The first wholly synthetic drugs were gases. In 1799, English chemist Humphry Davy (1778-1829) discovered the painkilling properties of nitrous oxide, also known as laughing gas. In 1815, similar properties were noted for ether vapor. Both proved to be popular social novelties due to their intoxicating side effects.
But, amazingly, it was another 30 years before medical practitioners were to take advantage of their painkilling properties to perform surgery. In 1847, a stronger anesthetic gas, chloroform vapor, was developed by Scottish obstetrician James Simpson (1811-70), and used to help women during childbirth. None of the gases was free from side effects, notably that they made the patient unconscious, or at least insensible, and they were poisonous in large doses.

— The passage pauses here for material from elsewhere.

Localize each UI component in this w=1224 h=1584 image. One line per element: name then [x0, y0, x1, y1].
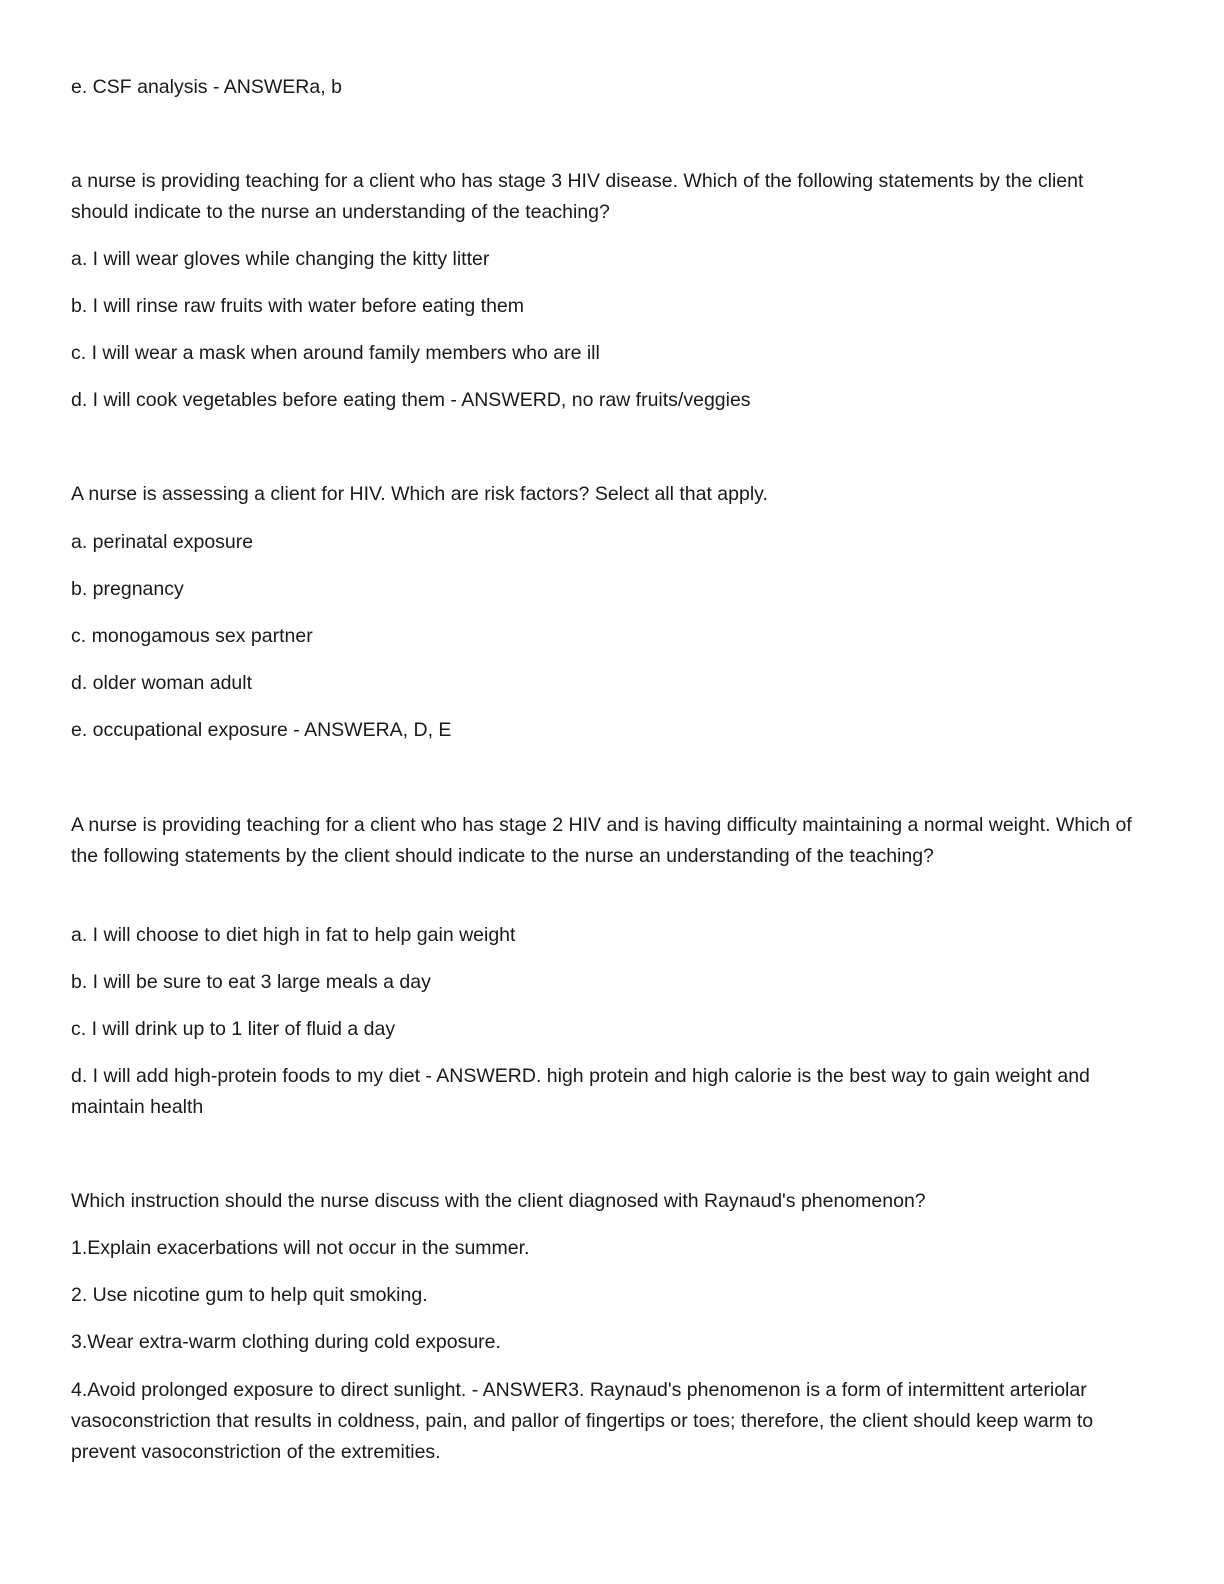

The use of certain plants to treat pain and fever has an extremely long history. Ancient Egyptians used myrtle, ancient Greeks and medieval Europeans used willow and meadowsweet, and Native Americans used birch. It turns out that all of these plants contain the same active ingredient, called salicin after the scientific name for willow, Salix.
The medicinal use of willow was rediscovered by English clergyman Edward Stone (d. 1768). In 1763, he reported that he had successfully used willow bark to reduce fever in 50 of his patients. German pharmacist Johann Buchner (1783-1852) first isolated salicin from willow in 1828. Ten years later, Italian chemist Raffaelle Pira (1814-65) extracted the active ingredient, salicylic acid, which took the form of colorless crystals. In 1853, French chemist Charles Gerhardt (1816-56) modified the structure of salicylic acid and created acetylsalicylic acid. But the crucial breakthrough in the evolution of the drug came in 1859, when another German chemist, Hermann Kolbe (1818-84), figured out the chemical structure of salicylic acid, and came up with a means of synthesizing it on a large scale—not from plants but from coal tar. Using the Kolbe reaction, the new drug went into mass production.